Vers une guérison de la surdité grâce à des virus génétiquement modifiés
Rendre l’ouïe à des souris sourdes grâce à une simple injection dans l’oreille ? Cet exploit, réalisé par une équipe de l’Institut Pasteur, pourrait ouvrir la voie à un traitement révolutionnaire chez l’homme.
« C’est la première fois dans le monde qu’on arrive à inverser la surdité chez un animal adulte ! » se réjouit Saaïd Saffiedine. Alors que certaines méthodes préventives existaient déjà, aucune n’avait encore réussi à restaurer l’audition après sa perte.
Chez l’humain, l’audition se développe avant la naissance, ce qui compliquait l’adaptation des thérapies géniques conçues pour les souris. L’objectif est désormais de traiter les nourrissons sourds via une micro-injection dans l’oreille.
Cette avancée repose sur deux adénovirus génétiquement modifiés, transportant une version fonctionnelle du gène de l’otoferline. Cette protéine, essentielle à l’audition, est absente chez les personnes atteintes de la mutation DFNB9. Une fois injectés dans la cochlée, les virus combinent leurs séquences ADN pour produire une otoferline non mutée, rétablissant ainsi la capacité auditive.
Deux injections pour restaurer l’audition
« Nous aidons juste les cellules à reproduire un phénomène biologique naturel ! » , explique Saaïd Saffiedine. Avec cette thérapie génique, les cochlées des souris produisent elles-mêmes l’otoferline, la protéine essentielle à l’audition. « On doit encore vérifier combien de temps dureront les effets bénéfiques de la thérapie, mais on espère que seules deux injections, durant les premiers mois de vie, suffiront pour traiter définitivement un patient. » La surdité ciblée par cette innovation, la DFNB9, représente 2 à 3 % des cas mondiaux. Cependant, les adénovirus développés pourraient traiter bien d’autres formes de surdité génétique, qui représentent près de 50 % des cas.
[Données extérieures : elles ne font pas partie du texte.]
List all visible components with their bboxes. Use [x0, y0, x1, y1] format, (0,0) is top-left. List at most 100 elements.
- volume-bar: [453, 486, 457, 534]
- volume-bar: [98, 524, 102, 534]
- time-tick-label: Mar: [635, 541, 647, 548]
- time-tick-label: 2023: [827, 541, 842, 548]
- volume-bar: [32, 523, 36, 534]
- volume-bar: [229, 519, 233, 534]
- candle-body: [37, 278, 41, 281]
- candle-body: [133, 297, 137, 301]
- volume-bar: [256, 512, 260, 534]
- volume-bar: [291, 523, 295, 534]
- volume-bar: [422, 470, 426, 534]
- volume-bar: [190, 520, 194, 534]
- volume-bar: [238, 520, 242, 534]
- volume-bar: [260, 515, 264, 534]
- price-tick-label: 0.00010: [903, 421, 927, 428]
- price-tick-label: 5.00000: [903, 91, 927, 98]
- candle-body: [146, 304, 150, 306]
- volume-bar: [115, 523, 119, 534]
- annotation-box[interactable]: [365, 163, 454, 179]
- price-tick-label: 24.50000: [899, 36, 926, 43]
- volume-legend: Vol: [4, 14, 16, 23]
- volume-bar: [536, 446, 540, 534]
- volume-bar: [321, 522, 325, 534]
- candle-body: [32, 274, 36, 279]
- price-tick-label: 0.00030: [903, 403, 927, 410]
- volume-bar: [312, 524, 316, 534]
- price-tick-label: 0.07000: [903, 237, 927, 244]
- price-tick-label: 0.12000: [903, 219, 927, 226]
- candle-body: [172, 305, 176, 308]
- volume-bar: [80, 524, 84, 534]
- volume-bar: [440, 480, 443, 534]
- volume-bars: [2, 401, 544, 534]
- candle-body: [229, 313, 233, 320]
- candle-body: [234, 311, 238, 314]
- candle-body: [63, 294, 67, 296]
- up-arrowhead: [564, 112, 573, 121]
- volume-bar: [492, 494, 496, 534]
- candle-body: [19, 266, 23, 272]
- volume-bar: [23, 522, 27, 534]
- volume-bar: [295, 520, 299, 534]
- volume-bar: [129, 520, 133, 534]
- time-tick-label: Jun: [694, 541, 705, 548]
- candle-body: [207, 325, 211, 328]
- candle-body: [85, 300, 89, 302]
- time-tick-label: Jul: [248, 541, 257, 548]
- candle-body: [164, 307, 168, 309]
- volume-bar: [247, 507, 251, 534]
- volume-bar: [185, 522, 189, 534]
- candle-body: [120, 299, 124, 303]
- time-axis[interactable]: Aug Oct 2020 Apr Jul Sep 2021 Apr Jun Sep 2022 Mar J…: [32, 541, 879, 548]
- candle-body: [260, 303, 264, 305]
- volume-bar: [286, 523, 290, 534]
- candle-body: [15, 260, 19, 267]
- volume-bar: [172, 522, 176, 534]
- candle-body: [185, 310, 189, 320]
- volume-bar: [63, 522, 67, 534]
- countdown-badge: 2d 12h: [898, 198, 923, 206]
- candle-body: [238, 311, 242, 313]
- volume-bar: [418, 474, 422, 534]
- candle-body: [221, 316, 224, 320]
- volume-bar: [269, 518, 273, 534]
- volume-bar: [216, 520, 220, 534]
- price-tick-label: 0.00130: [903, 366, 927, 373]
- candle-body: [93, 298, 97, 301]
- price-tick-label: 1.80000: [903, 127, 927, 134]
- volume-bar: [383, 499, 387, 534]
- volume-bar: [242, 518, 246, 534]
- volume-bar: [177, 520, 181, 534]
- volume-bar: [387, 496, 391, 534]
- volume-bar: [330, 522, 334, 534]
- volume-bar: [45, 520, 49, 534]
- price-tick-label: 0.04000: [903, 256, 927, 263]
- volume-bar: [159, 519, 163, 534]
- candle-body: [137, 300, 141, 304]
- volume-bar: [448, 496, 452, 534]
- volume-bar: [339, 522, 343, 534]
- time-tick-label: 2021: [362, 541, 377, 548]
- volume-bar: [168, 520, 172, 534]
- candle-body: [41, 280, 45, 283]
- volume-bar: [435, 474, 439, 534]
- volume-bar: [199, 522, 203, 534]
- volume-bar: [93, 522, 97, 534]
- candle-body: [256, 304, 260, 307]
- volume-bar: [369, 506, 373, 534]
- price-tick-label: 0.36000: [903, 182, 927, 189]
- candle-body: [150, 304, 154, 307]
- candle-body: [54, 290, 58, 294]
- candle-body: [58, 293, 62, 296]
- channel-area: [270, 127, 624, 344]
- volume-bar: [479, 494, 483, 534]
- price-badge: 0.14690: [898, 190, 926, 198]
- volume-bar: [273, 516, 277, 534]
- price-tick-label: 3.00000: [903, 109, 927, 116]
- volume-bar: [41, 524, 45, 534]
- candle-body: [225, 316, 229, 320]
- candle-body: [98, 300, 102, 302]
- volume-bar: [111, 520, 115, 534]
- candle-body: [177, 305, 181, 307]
« On a la preuve que le concept fonctionne, poursuit Saaïd Saffiedi. Maintenant, on peut imaginer l’utiliser pour traiter des surdités dues à des défaillances d’une autre protéine, la connexine. Ou même s’en servir en traitement préventif, pour délivrer aux cellules auditives des produits protecteurs contre le vieillissement prématuré de l’oreille. »
Avant une mise à disposition, plusieurs étapes cruciales restent à franchir : vérifier la durée des effets, évaluer les risques potentiels et mener des essais cliniques sur l’Homme. Ces essais pourraient débuter d’ici cinq ans, ouvrant la voie à un avenir où l’audition pourrait être restaurée grâce à quelques microgouttes révolutionnaires.